Recently, I’m using PyTorch DTensor to train a module. However, when it comes to custom op (which is a cuda kernel and registered into torch through TORCH_LIBRARY, like here), DTensor fails to execute it and throws an error.
RuntimeError: The tensor has a non-zero number of elements, but its data is not allocated yet. Caffe2 uses a lazy allocation, so you will need to call mutable_data() or raw_mutable_data() to actually allocate memory.
When I dig it deeper, it seems that the custom op does not have a Python DispatchKey, making it impossible to redispatch back to Python and entering the __torch_dispatch__ of DTensor class. All tensor wrapper subclasses have such problems.
I’m sending this post to ask whether my understanding is correct, and if so, is there any way to register a Python DispatchKey for a custom op. Thanks a lot for any reply.
Are you sure that you’re not overriding the Python key for your custom op by any chance?
btw you can use torch._C._dispatch_dump("namespace::op_name") to know all the registrations that happened for a given op (and where they’re from) and torch._C._dispatch_dump_table("namespace::op_name") to see the computed dispatch table for that op (what will get called for each key). That should help you figure out the details of what is happening here.
Thanks a lot for your reply. It solved my question. I register the custom op by the following codes:
TORCH_LIBRARY(myops, m) {
m.def("myadd", &myadd_cpu);
}
When I change to use TORCH_LIBRARY_IMPL(“my_ops”, CPU, m), everything is okay.
But there is another puzzle for me. I dump the dispatch table for the custom op registered in the former way (using torch._C._dispatch_dump_table("namespace::op_name")), it prints out
Python: registered at /root/share/upstream/pytorch/aten/src/ATen/core/PythonFallbackKernel.cpp:154 [backend fallback]

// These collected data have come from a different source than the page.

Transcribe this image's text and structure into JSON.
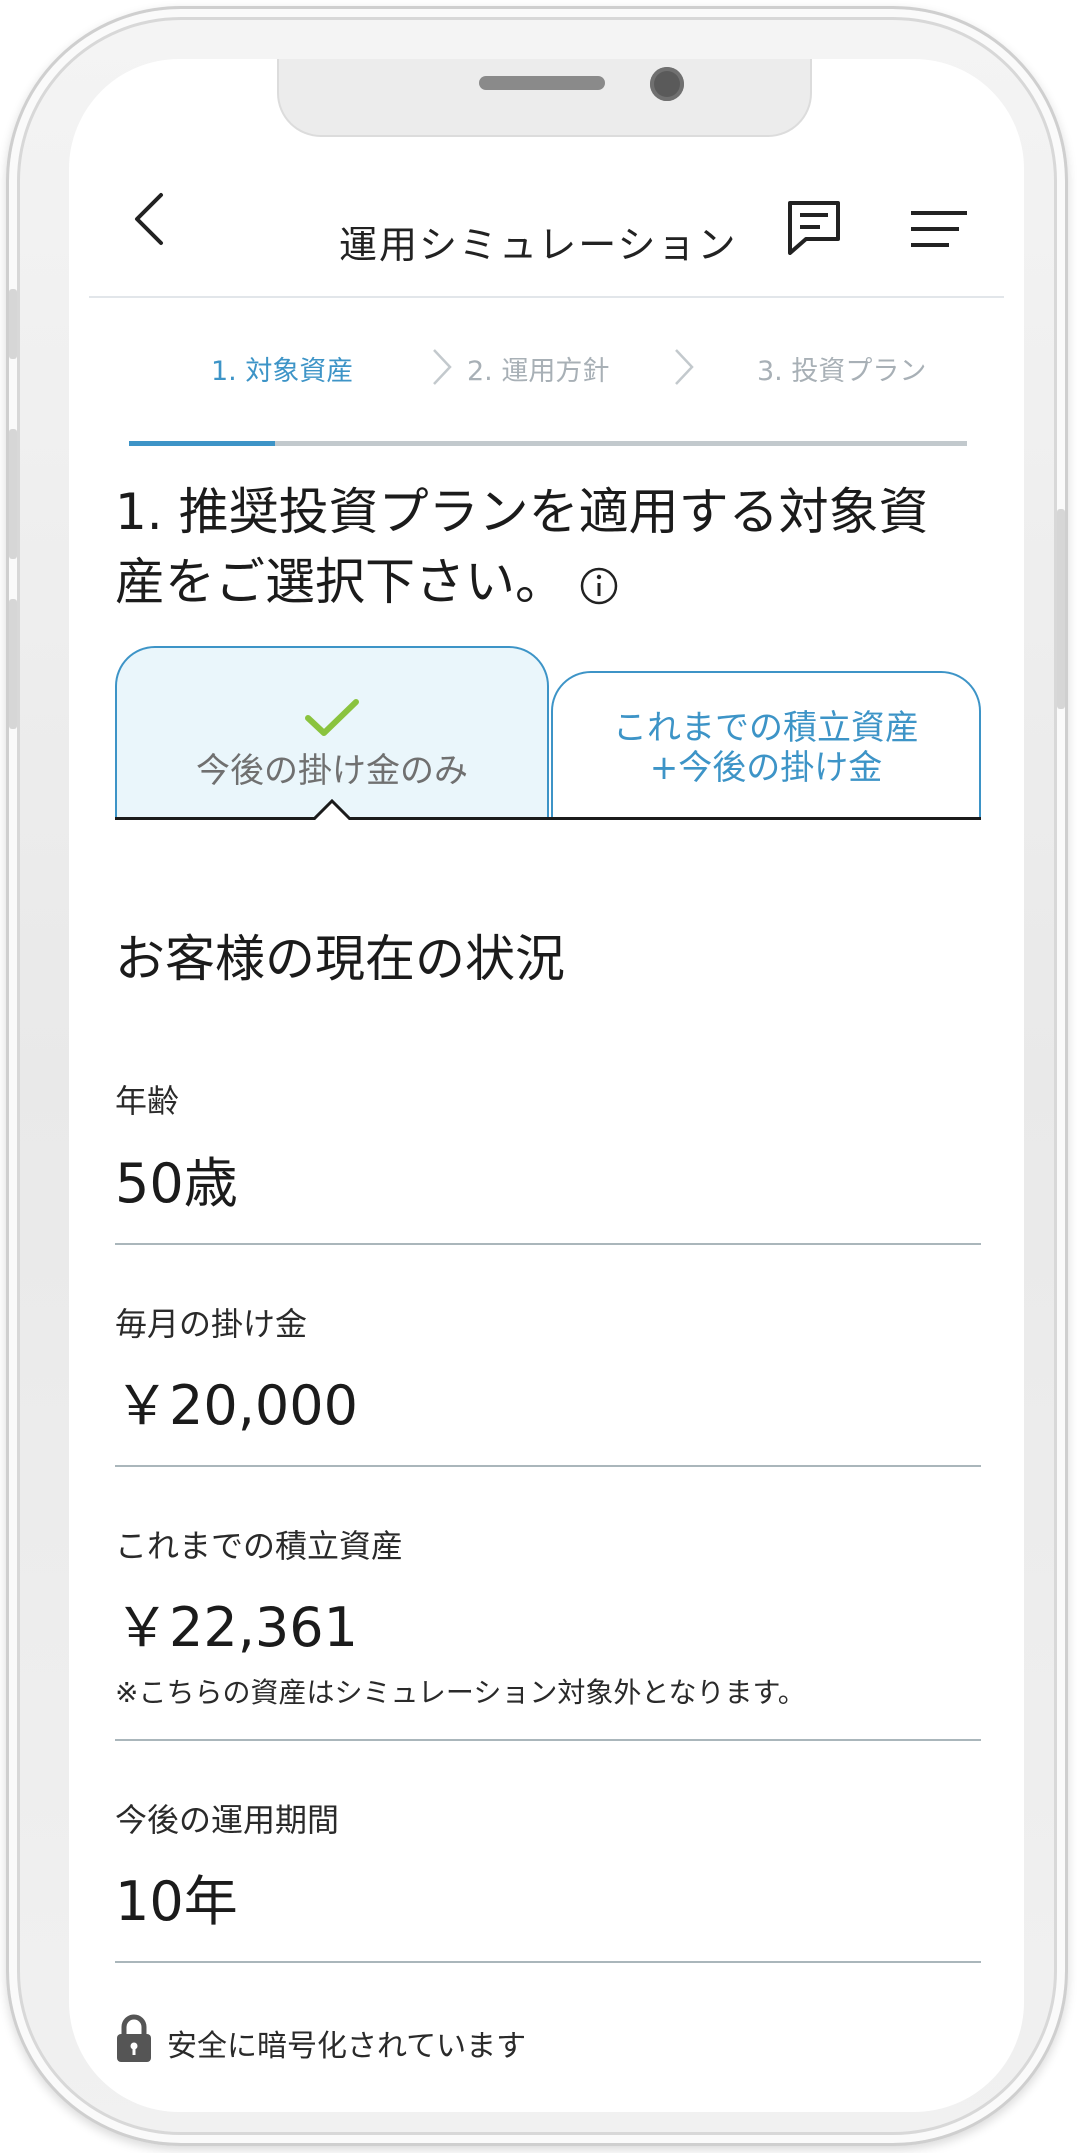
{
  "header": {
    "title": "運用シミュレーション"
  },
  "steps": [
    {
      "label": "1. 対象資産"
    },
    {
      "label": "2. 運用方針"
    },
    {
      "label": "3. 投資プラン"
    }
  ],
  "progress": {
    "fraction": 0.17
  },
  "question": {
    "text": "1. 推奨投資プランを適用する対象資産をご選択下さい。"
  },
  "options": [
    {
      "label": "今後の掛け金のみ",
      "selected": true
    },
    {
      "label_line1": "これまでの積立資産",
      "label_line2": "+今後の掛け金",
      "selected": false
    }
  ],
  "status": {
    "heading": "お客様の現在の状況",
    "age": {
      "label": "年齢",
      "value": "50歳"
    },
    "monthly": {
      "label": "毎月の掛け金",
      "value": "￥20,000"
    },
    "accumulated": {
      "label": "これまでの積立資産",
      "value": "￥22,361",
      "note": "※こちらの資産はシミュレーション対象外となります。"
    },
    "period": {
      "label": "今後の運用期間",
      "value": "10年"
    }
  },
  "footer": {
    "secure_text": "安全に暗号化されています"
  },
  "colors": {
    "accent": "#3d94c7",
    "check": "#8ac33e",
    "selected_bg": "#eaf6fb"
  }
}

It seems it has a default fallback implementation for Python Key. Why the former way registering custom op fails entering the __torch_dispatch__ of DTensor, but the later succeeds?
I think that this is because the default key to which things get registered when not specified in TORCH_LIBRARY is CompositeImplicitAutograd (or a similar key) which happens before the Python key in the dispatcher. So your custom kernel gets called before the torch_dispatch handler has a chance to trigger.